Albany Stakes and Duchess of Cambridge Stakes heroine Dandalla, a daughter of Dandy Man signed for as a yearling by Kelly Burke at €22,000, sold to Katsumi Yoshida for 750,000gns.
Group 2 winner and 1,000 Guineas third Fev Rover, a Gutaifan filly bought as a yearling by Howson and Houldsworth Bloodstock with Bradley for £20,000, went to Tracy Farmer for 695,000gns.
Listed scorer and Oaks runner-up Mystery Angel, a daughter of Kodi Bear bought for 22,000gns at the breeze-ups, meanwhile found favour with Haruya Yoshida at 500,000gns.

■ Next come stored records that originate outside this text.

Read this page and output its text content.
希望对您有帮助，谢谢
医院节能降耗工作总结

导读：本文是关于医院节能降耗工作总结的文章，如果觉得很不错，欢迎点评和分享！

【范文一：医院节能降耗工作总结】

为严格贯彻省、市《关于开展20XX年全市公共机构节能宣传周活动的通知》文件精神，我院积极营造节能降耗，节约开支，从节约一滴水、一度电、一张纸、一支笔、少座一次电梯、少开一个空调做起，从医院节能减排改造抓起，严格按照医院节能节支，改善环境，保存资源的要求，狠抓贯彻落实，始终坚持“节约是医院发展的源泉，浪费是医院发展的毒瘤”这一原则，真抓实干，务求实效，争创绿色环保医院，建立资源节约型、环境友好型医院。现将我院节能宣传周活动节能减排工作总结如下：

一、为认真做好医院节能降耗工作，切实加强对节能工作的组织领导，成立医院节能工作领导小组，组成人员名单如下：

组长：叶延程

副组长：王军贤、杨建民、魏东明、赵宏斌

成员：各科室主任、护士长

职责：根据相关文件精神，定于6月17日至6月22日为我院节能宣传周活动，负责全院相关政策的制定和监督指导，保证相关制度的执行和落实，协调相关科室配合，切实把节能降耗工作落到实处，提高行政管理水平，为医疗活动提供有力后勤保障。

The breeders of that trio might not have received huge sums for parting with what turned out to be top-notch horses, but all were later rewarded when selling foals or yearlings out of the fillies’ inexpensively sourced dams in the wake of their achievements this year.
This broodmare buying and breeding lark looks easy, doesn’t it?
It’s probably best not to get too carried away by studying only the top prices of a major sale without also taking into consideration the shattered dreams at the bottom of the market, though.
And before breaking open the piggy bank it would be wise to remember the deep investment in stallion nominations, boarding fees and vets bills that is required on top of the initial outlay on the mare – to name just a few sundry other costs of breeding.
It also takes considerable expertise, and the following words from Bradley at the end of his momentous run of profits on Tuesday should be heeded.
“I’ve studied, worked hard and learned, learned, learned,” he said. “Every year I get better and now we’ve had five stakes winners in a year.”
It doesn’t have to be left to the professionals, though, and there are plenty of racing and breeding syndicates out there – like Nick Bradley Racing – that allow smaller investors to spread the financial risk while also tapping into the knowledge and experience of an old hand in the industry.